Je tiens tout d'abord à vous présenter les excuses de la directrice générale de la création artistique qui n'a pas pu participer à cette table ronde ce matin. Je m'inscrirai dans la continuité des orateurs précédents et j'aborderai deux sujets qui concernent le rééquilibrage territorial.
S'agissant de la création et de la diffusion artistiques, la décentralisation constitue une question centrale. Lorsque nous avons envisagé d'accentuer la décentralisation, nous nous sommes toujours heurtés à une difficulté. Cette politique est déjà décentralisée ; elle l'est fondamentalement et depuis l'origine, car les aventures artistiques sur les territoires sont d'abord le fruit de rencontres d'élus - principalement des maires de villes de toute taille - avec des professionnels. Le socle de la politique de création et de diffusion artistiques reste communal. Les lois qui ont réorganisé les territoires, et notamment l'essor des groupements de communes, modifient ces équilibres cinquantenaires, mais ce sont souvent les élus et les professionnels qui sont allés chercher l'État dans la construction des équipements et des dispositifs.
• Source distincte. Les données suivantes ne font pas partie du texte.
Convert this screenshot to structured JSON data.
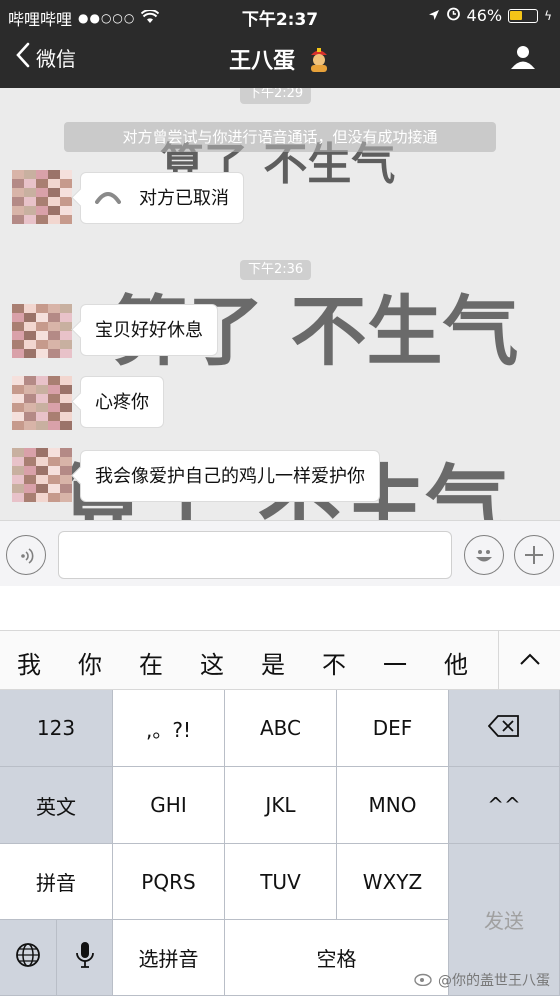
{
  "status_bar": {
    "carrier": "哔哩哔哩",
    "time": "下午2:37",
    "battery_percent": "46%",
    "battery_level": 0.46
  },
  "nav": {
    "back_label": "微信",
    "title": "王八蛋"
  },
  "chat": {
    "watermark_text": "算了 不生气",
    "timestamps": [
      "下午2:29",
      "下午2:36"
    ],
    "system_message": "对方曾尝试与你进行语音通话，但没有成功接通",
    "messages": [
      {
        "type": "call",
        "text": "对方已取消"
      },
      {
        "type": "text",
        "text": "宝贝好好休息"
      },
      {
        "type": "text",
        "text": "心疼你"
      },
      {
        "type": "text",
        "text": "我会像爱护自己的鸡儿一样爱护你"
      }
    ]
  },
  "keyboard": {
    "candidates": [
      "我",
      "你",
      "在",
      "这",
      "是",
      "不",
      "一",
      "他"
    ],
    "keys": {
      "num": "123",
      "punct": ",。?!",
      "abc": "ABC",
      "def": "DEF",
      "ghi": "GHI",
      "jkl": "JKL",
      "mno": "MNO",
      "emoticon": "^^",
      "english": "英文",
      "pinyin": "拼音",
      "pqrs": "PQRS",
      "tuv": "TUV",
      "wxyz": "WXYZ",
      "select_pinyin": "选拼音",
      "space": "空格",
      "send": "发送"
    }
  },
  "caption": "@你的盖世王八蛋",
  "colors": {
    "bar_bg": "#2b2b2b",
    "chat_bg": "#ebebeb",
    "battery": "#f5c518",
    "keyboard_bg": "#cfd4dd"
  }
}
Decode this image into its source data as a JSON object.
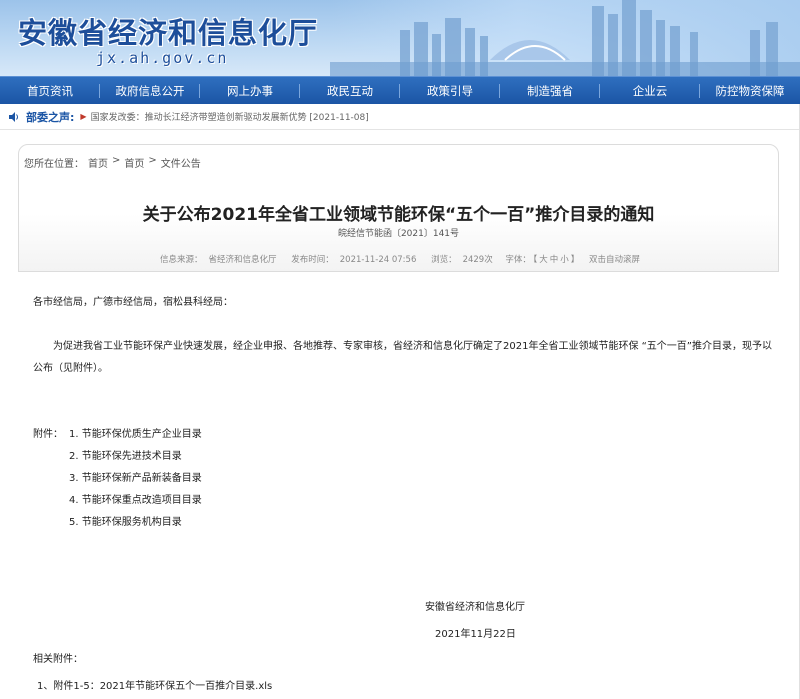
{
  "header": {
    "site_title": "安徽省经济和信息化厅",
    "site_domain": "jx.ah.gov.cn"
  },
  "nav": {
    "items": [
      "首页资讯",
      "政府信息公开",
      "网上办事",
      "政民互动",
      "政策引导",
      "制造强省",
      "企业云",
      "防控物资保障"
    ]
  },
  "ticker": {
    "label": "部委之声:",
    "text": "国家发改委：推动长江经济带塑造创新驱动发展新优势 [2021-11-08]"
  },
  "breadcrumb": {
    "prefix": "您所在位置：",
    "items": [
      "首页",
      "首页",
      "文件公告"
    ],
    "separator": ">"
  },
  "article": {
    "title": "关于公布2021年全省工业领域节能环保“五个一百”推介目录的通知",
    "doc_number": "皖经信节能函〔2021〕141号",
    "meta": {
      "source_label": "信息来源：",
      "source": "省经济和信息化厅",
      "time_label": "发布时间：",
      "time": "2021-11-24 07:56",
      "views_label": "浏览：",
      "views": "2429次",
      "font_label": "字体：",
      "font_open": "【",
      "font_large": "大",
      "font_medium": "中",
      "font_small": "小",
      "font_close": "】",
      "auto_scroll": "双击自动滚屏"
    },
    "greeting": "各市经信局，广德市经信局，宿松县科经局：",
    "body": "为促进我省工业节能环保产业快速发展，经企业申报、各地推荐、专家审核，省经济和信息化厅确定了2021年全省工业领域节能环保 “五个一百”推介目录，现予以公布（见附件）。",
    "attachments_label": "附件：",
    "attachments": [
      "1. 节能环保优质生产企业目录",
      "2. 节能环保先进技术目录",
      "3. 节能环保新产品新装备目录",
      "4. 节能环保重点改造项目目录",
      "5. 节能环保服务机构目录"
    ],
    "signature_org": "安徽省经济和信息化厅",
    "signature_date": "2021年11月22日",
    "related_title": "相关附件：",
    "related_file": "1、附件1-5：2021年节能环保五个一百推介目录.xls"
  },
  "colors": {
    "nav_bg": "#1b55a5",
    "title_blue": "#1d4e9a"
  }
}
Les centres dramatiques nationaux constituent un exemple frappant de ce mouvement. Je me dois de citer le sénateur Jack Ralite qui raconte que, lorsqu'il s'est rendu pour la première fois au ministère d'André Malraux pour parler du théâtre de sa commune d'Aubervilliers, il en est ressorti avec quelques projecteurs ... Dans le champ des arts plastiques, c'est également le cas des centres d'art. La carte des centres d'art en France ne s'explique que par ces rencontres. L'un des plus anciens centres d'art de France est celui de Meymac, un bourg de 2 500 habitants en Corrèze, dont l'existence découle de la rencontre du maire de Meymac avec la petite-fille du peintre Bissière qui y travaille toujours.
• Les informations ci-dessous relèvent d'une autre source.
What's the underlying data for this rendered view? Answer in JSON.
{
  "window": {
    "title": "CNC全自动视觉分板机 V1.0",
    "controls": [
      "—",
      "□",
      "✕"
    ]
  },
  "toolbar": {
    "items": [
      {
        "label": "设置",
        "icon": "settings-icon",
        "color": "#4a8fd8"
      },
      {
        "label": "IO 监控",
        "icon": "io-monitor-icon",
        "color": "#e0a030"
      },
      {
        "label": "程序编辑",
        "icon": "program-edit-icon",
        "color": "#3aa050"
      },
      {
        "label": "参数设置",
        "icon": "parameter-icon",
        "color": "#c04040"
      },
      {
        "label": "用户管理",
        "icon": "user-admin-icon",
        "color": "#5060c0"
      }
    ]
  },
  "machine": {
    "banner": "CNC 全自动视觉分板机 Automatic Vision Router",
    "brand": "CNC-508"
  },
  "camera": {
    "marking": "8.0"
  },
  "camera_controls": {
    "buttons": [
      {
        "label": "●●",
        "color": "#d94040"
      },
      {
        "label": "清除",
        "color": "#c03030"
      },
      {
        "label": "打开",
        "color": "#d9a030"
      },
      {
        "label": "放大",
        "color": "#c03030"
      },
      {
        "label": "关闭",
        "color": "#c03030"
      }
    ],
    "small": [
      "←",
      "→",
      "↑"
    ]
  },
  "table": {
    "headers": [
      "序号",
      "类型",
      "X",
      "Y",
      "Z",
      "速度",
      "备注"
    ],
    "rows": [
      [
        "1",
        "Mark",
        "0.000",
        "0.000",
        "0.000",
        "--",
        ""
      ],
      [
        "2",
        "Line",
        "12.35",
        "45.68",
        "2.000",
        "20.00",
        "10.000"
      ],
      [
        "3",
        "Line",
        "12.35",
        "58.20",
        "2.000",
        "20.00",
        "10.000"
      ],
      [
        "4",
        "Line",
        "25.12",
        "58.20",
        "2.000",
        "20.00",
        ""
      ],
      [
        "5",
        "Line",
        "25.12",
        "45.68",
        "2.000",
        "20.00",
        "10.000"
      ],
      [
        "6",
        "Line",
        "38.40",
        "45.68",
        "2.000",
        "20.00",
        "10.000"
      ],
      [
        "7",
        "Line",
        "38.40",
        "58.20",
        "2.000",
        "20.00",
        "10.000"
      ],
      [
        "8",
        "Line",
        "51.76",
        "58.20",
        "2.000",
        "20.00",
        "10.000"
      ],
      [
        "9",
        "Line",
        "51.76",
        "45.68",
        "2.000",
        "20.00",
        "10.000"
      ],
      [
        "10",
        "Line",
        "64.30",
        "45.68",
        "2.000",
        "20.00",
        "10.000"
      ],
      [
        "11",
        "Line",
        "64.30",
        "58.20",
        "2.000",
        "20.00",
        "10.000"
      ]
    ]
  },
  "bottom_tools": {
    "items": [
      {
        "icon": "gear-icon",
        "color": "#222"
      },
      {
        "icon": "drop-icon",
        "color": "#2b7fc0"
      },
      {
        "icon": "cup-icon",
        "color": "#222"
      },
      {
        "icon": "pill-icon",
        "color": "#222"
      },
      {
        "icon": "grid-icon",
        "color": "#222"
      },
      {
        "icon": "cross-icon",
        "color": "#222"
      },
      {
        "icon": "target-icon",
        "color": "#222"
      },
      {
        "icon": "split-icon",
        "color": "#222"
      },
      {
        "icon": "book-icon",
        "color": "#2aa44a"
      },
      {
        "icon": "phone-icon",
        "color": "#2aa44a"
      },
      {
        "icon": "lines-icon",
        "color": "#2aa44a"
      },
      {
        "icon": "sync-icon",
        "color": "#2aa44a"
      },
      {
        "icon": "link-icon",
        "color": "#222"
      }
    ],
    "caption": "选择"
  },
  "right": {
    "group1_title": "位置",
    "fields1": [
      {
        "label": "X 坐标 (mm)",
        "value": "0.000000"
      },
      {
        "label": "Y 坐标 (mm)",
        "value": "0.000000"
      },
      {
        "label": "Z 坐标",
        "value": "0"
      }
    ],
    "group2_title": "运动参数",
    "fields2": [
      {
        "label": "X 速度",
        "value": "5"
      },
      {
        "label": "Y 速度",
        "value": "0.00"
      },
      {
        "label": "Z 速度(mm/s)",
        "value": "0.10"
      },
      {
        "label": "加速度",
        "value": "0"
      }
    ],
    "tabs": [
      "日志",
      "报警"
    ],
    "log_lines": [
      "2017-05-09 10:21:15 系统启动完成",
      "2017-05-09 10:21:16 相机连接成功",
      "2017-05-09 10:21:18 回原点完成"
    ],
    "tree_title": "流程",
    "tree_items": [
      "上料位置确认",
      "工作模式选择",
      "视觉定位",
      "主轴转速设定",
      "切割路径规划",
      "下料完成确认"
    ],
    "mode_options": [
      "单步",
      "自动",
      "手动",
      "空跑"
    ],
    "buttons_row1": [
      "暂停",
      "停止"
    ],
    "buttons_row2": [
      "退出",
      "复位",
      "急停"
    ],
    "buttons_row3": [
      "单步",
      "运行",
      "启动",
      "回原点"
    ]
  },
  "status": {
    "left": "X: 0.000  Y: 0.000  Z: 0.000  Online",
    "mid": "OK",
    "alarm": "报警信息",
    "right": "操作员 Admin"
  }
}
Il existe un cas hybride sur lequel je m'arrêterai quelques instants. Il s'agit des écoles territoriales d'art, pour lesquelles je nourris quelque inquiétude. Elles trouvent leur source dans une histoire, qui reste d'ailleurs en partie à écrire, d'aménagement culturel du territoire depuis la fin du XIXe siècle. Ces écoles sont principalement situées dans les chefs-lieux de département et sont majoritairement financées par les villes ou leurs groupements, acteurs que l'on n'attend pas en première ligne pour les établissements d'enseignement supérieur. Historiquement, ces écoles ont constitué en quelque sorte le premier acte du « redressement productif ». Dès le Second Empire, des écoles de dessin et d'arts appliqués ont été créées partout en France pour rattraper le retard vis-à-vis de la révolution industrielle. Ce chantier mérite d'être examiné sérieusement aujourd'hui.
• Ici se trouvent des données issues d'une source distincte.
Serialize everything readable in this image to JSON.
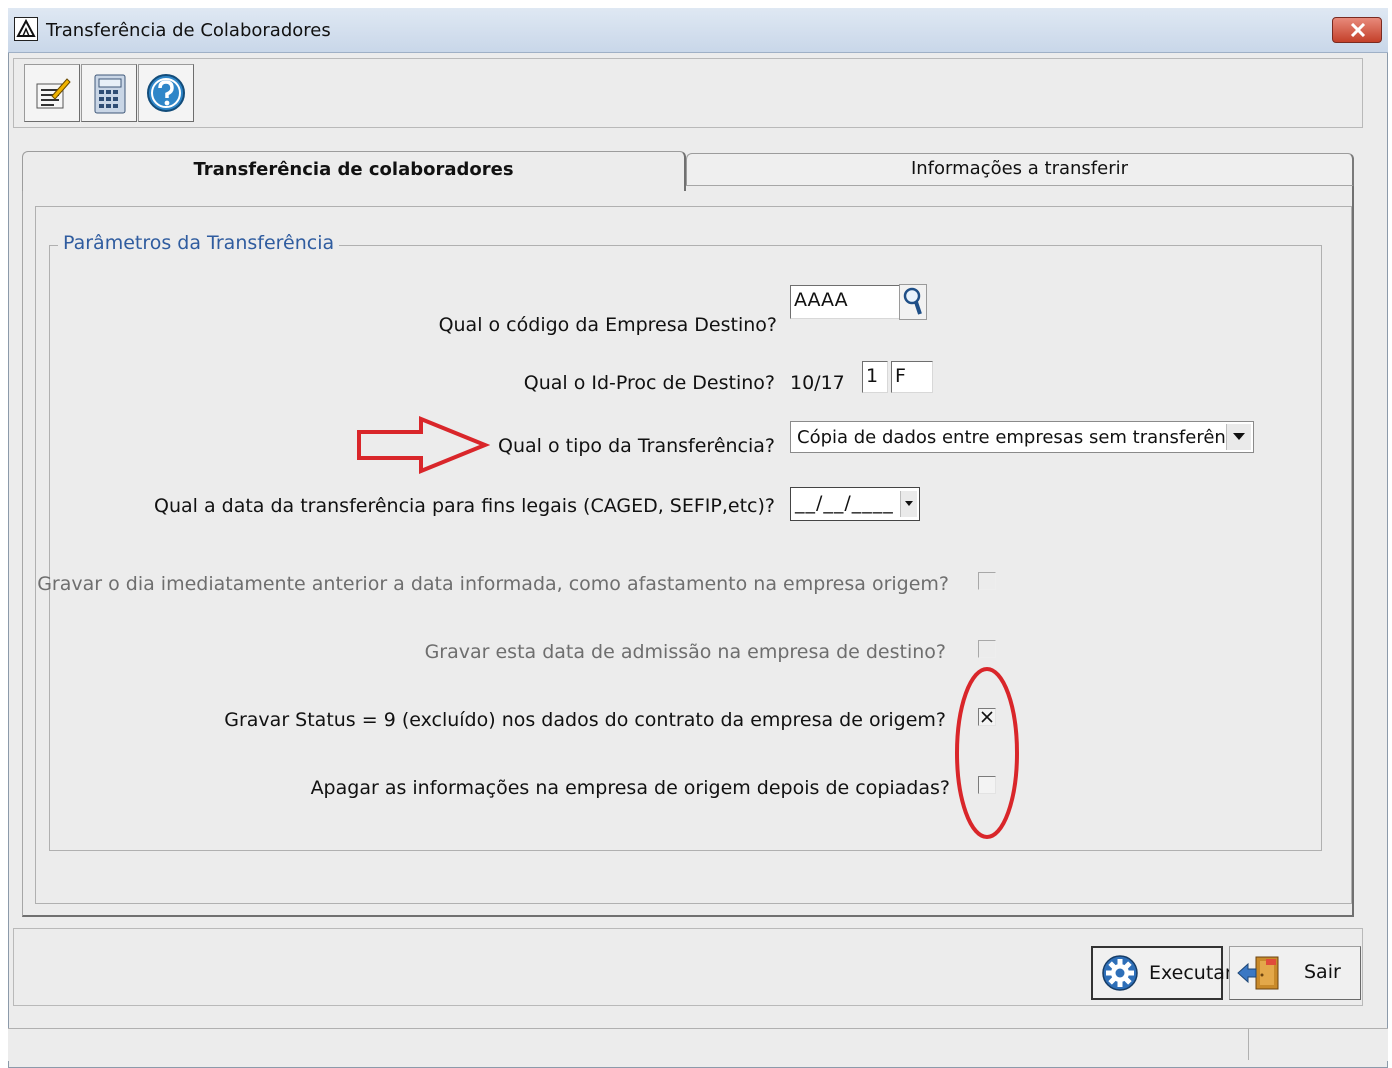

Dans le champ de la création artistique, il existe également des exemples d'aménagement culturel du territoire volontaristes de la part de l'État depuis la création du ministère de la Culture et de la communication. Nous pensons bien sûr aux maisons de la culture, qui sont aujourd'hui principalement des scènes nationales. Les maisons historiques de Bourges, Amiens ou Grenoble résultent avant tout de rencontres de maires et de professionnels avec l'État. Je citerai aussi le cas des villes nouvelles. Catherine Tasca a contribué à ce sujet à sa sortie de l'École nationale d'administration (ENA). Dans chaque ville nouvelle, il était ainsi prévu d'emblée la création d'une scène nationale.
Les FRAC, quant à eux, ont fonctionné jusqu'à présent sur la base de circulaires, ce qui démontre la continuité de l'engagement des élus dans ces politiques. À quelques anicroches près, les FRAC se sont maintenus sur la base d'une lettre écrite par le ministre Jack Lang aux présidents de région. La loi LCAP a consolidé les FRAC, comme les centres d'art, avec des labels. Pour autant, l'originalité de ces politiques publiques n'est pas modifiée ; elle vient du financement. Pour la création, les premiers financeurs dans les territoires sont les collectivités, ce qui prouve que ces politiques sont bien décentralisées.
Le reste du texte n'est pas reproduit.